It happened again. This time, it was a dispatch provider or someone pretending to be a dispatch provider (as was initially thought) for one among insurance agent, past owner-operator and Overdrive Extra contributor W. Joel Baker's client trucking business owners.
The provider or pretend provider called Baker asking for the owner's certificate of insurance (COI). The request itself from anyone other than the insured always raises red flags for him -- he wrote about that reality here back in May. Those certificates can be one among many potential vectors for business identity thieves who might then fairly easily do one of many things to eventually ruin your credit rating -- and credibility as a carrier.
"The whole thing’s wide open what they can do once they have that info," Baker said, as he also wrote about the rash of identity thieves at the seedy margins of the business booking loads posing as carriers, taking a fuel advance or worse, posing as a broker to then double-broker the load to a real carrier, making off with the entire load payment before disappearing into the online ether.

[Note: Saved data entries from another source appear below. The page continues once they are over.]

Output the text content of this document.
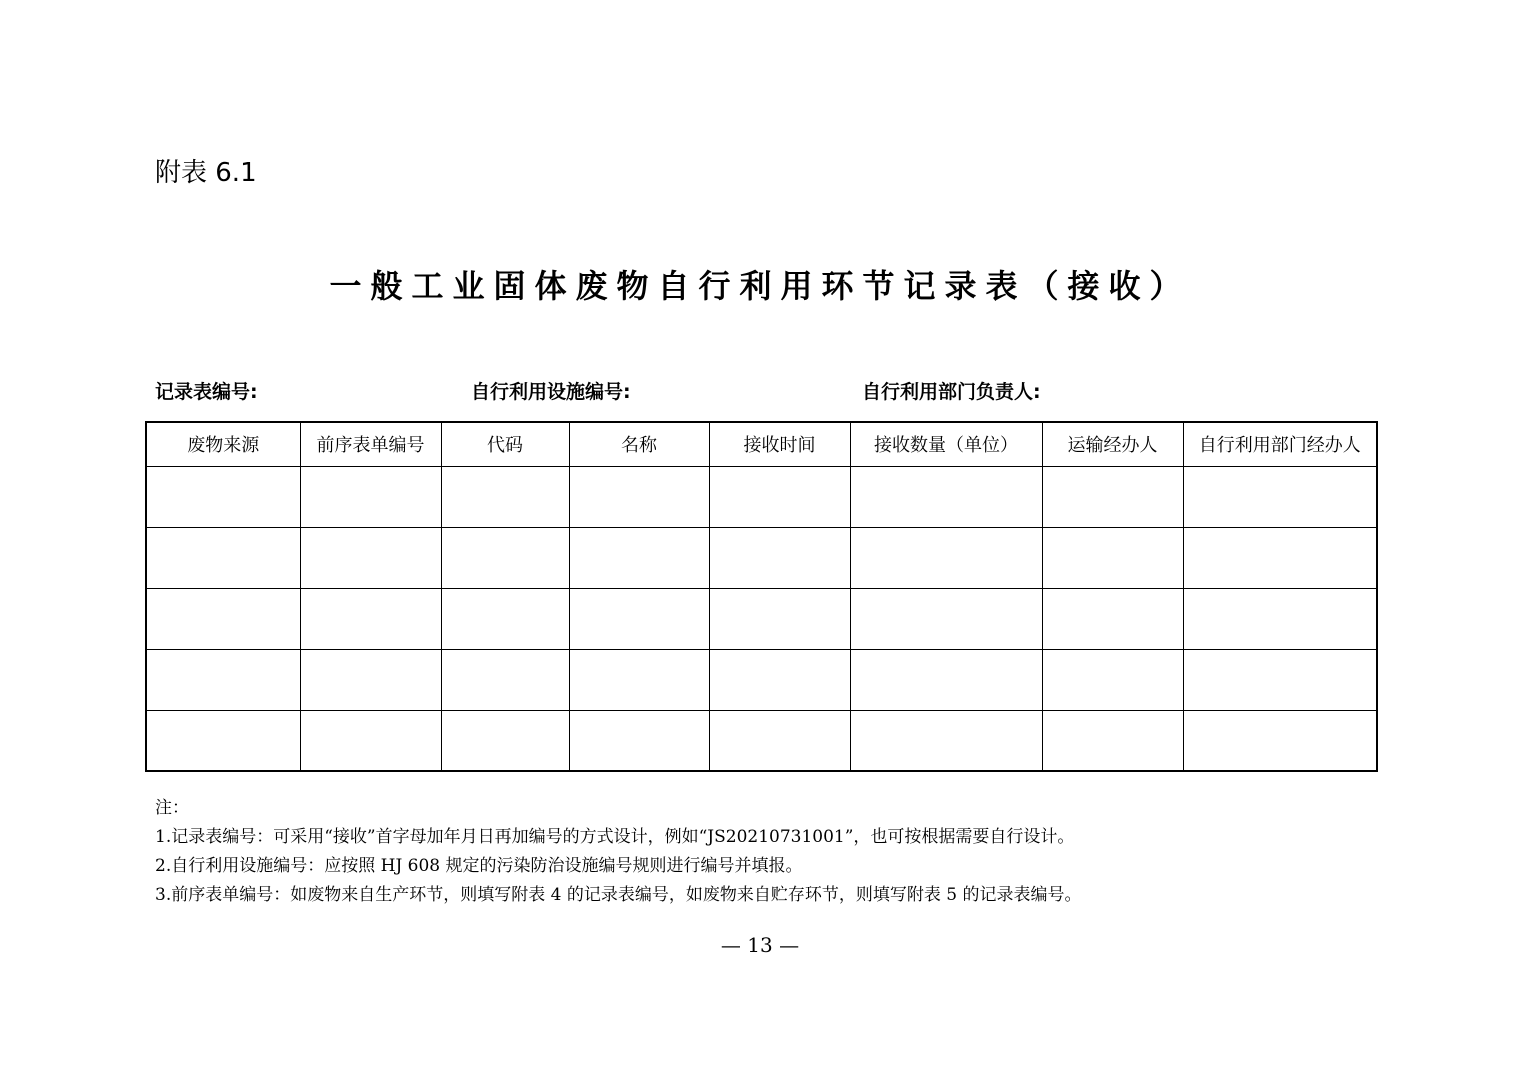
附表 6.1
一般工业固体废物自行利用环节记录表（接收）
记录表编号:	自行利用设施编号:	自行利用部门负责人:
废物来源	前序表单编号	代码	名称	接收时间	接收数量（单位）	运输经办人	自行利用部门经办人

注：
1.记录表编号：可采用“接收”首字母加年月日再加编号的方式设计，例如“JS20210731001”，也可按根据需要自行设计。
2.自行利用设施编号：应按照 HJ 608 规定的污染防治设施编号规则进行编号并填报。
3.前序表单编号：如废物来自生产环节，则填写附表 4 的记录表编号，如废物来自贮存环节，则填写附表 5 的记录表编号。
— 13 —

In this case, though, the provider that requested the COI turned out not to be someone posing as a dispatch provider, but the owner-operator's actual partner, who'd been previously duly instructed by the owner-op that all COI requests had to go directly through him as the insured. "They were given specific instructions by the owner-operator not to contact me for a COI," Baker said. Talking to the owner-op further, later, Baker also learned that the dispatcher had "requested to be named on the policy as someone with the ability to make changes" to the policy, "so they could do whatever they wanted to his insurance."

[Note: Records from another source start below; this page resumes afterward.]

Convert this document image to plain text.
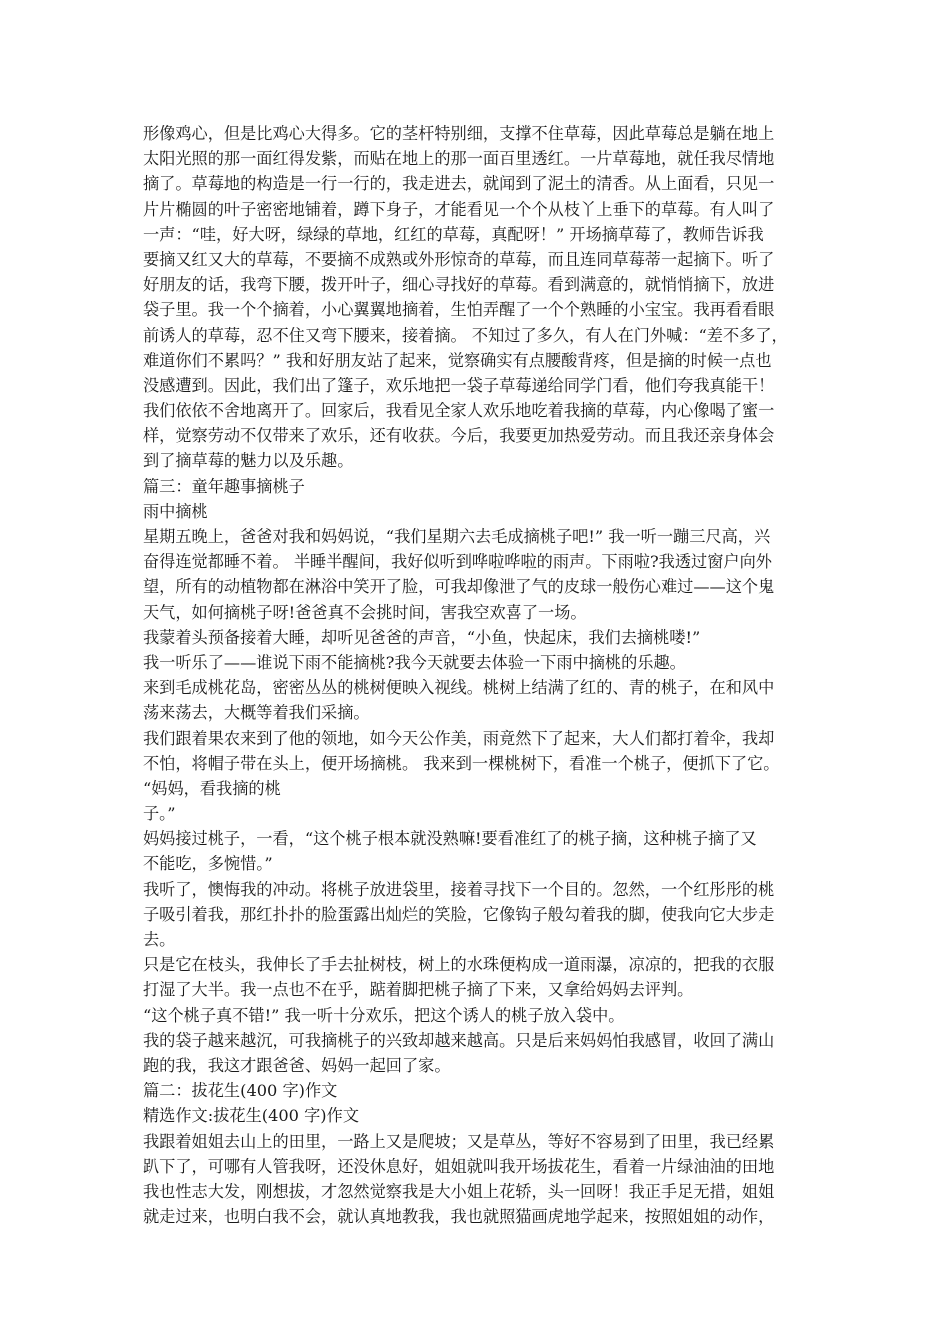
形像鸡心，但是比鸡心大得多。它的茎杆特别细，支撑不住草莓，因此草莓总是躺在地上
太阳光照的那一面红得发紫，而贴在地上的那一面百里透红。一片草莓地，就任我尽情地
摘了。草莓地的构造是一行一行的，我走进去，就闻到了泥土的清香。从上面看，只见一
片片椭圆的叶子密密地铺着，蹲下身子，才能看见一个个从枝丫上垂下的草莓。有人叫了
一声：“哇，好大呀，绿绿的草地，红红的草莓，真配呀！” 开场摘草莓了，教师告诉我
要摘又红又大的草莓，不要摘不成熟或外形惊奇的草莓，而且连同草莓蒂一起摘下。听了
好朋友的话，我弯下腰，拨开叶子，细心寻找好的草莓。看到满意的，就悄悄摘下，放进
袋子里。我一个个摘着，小心翼翼地摘着，生怕弄醒了一个个熟睡的小宝宝。我再看看眼
前诱人的草莓，忍不住又弯下腰来，接着摘。 不知过了多久，有人在门外喊：“差不多了，
难道你们不累吗？” 我和好朋友站了起来，觉察确实有点腰酸背疼，但是摘的时候一点也
没感遭到。因此，我们出了篷子，欢乐地把一袋子草莓递给同学门看，他们夸我真能干！
我们依依不舍地离开了。回家后，我看见全家人欢乐地吃着我摘的草莓，内心像喝了蜜一
样，觉察劳动不仅带来了欢乐，还有收获。今后，我要更加热爱劳动。而且我还亲身体会
到了摘草莓的魅力以及乐趣。
篇三：童年趣事摘桃子
雨中摘桃
星期五晚上，爸爸对我和妈妈说，“我们星期六去毛成摘桃子吧!” 我一听一蹦三尺高，兴
奋得连觉都睡不着。 半睡半醒间，我好似听到哗啦哗啦的雨声。下雨啦?我透过窗户向外
望，所有的动植物都在淋浴中笑开了脸，可我却像泄了气的皮球一般伤心难过——这个鬼
天气，如何摘桃子呀!爸爸真不会挑时间，害我空欢喜了一场。
我蒙着头预备接着大睡，却听见爸爸的声音，“小鱼，快起床，我们去摘桃喽!”
我一听乐了——谁说下雨不能摘桃?我今天就要去体验一下雨中摘桃的乐趣。
来到毛成桃花岛，密密丛丛的桃树便映入视线。桃树上结满了红的、青的桃子，在和风中
荡来荡去，大概等着我们采摘。
我们跟着果农来到了他的领地，如今天公作美，雨竟然下了起来，大人们都打着伞，我却
不怕，将帽子带在头上，便开场摘桃。 我来到一棵桃树下，看准一个桃子，便抓下了它。
“妈妈，看我摘的桃
子。”
妈妈接过桃子，一看，“这个桃子根本就没熟嘛!要看准红了的桃子摘，这种桃子摘了又
不能吃，多惋惜。”
我听了，懊悔我的冲动。将桃子放进袋里，接着寻找下一个目的。忽然，一个红彤彤的桃
子吸引着我，那红扑扑的脸蛋露出灿烂的笑脸，它像钩子般勾着我的脚，使我向它大步走
去。
只是它在枝头，我伸长了手去扯树枝，树上的水珠便构成一道雨瀑，凉凉的，把我的衣服
打湿了大半。我一点也不在乎，踮着脚把桃子摘了下来，又拿给妈妈去评判。
“这个桃子真不错!” 我一听十分欢乐，把这个诱人的桃子放入袋中。
我的袋子越来越沉，可我摘桃子的兴致却越来越高。只是后来妈妈怕我感冒，收回了满山
跑的我，我这才跟爸爸、妈妈一起回了家。
篇二：拔花生(400 字)作文
精选作文:拔花生(400 字)作文
我跟着姐姐去山上的田里，一路上又是爬坡；又是草丛，等好不容易到了田里，我已经累
趴下了，可哪有人管我呀，还没休息好，姐姐就叫我开场拔花生，看着一片绿油油的田地
我也性志大发，刚想拔，才忽然觉察我是大小姐上花轿，头一回呀！我正手足无措，姐姐
就走过来，也明白我不会，就认真地教我，我也就照猫画虎地学起来，按照姐姐的动作，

[Related: Safeguard your trucking business' certificate of insurance to avoid becoming ID theft victim]
Why would they do that? Baker offered a hypothetical that it might give the dispatcher the ability to adjust things on the fly to cover a $2 million policy limit requirement for a given load, when his client otherwise carried only $1 million. If the dispatcher could make changes, then the "owner-operator would have no recourse there not to [almost] double his own premium."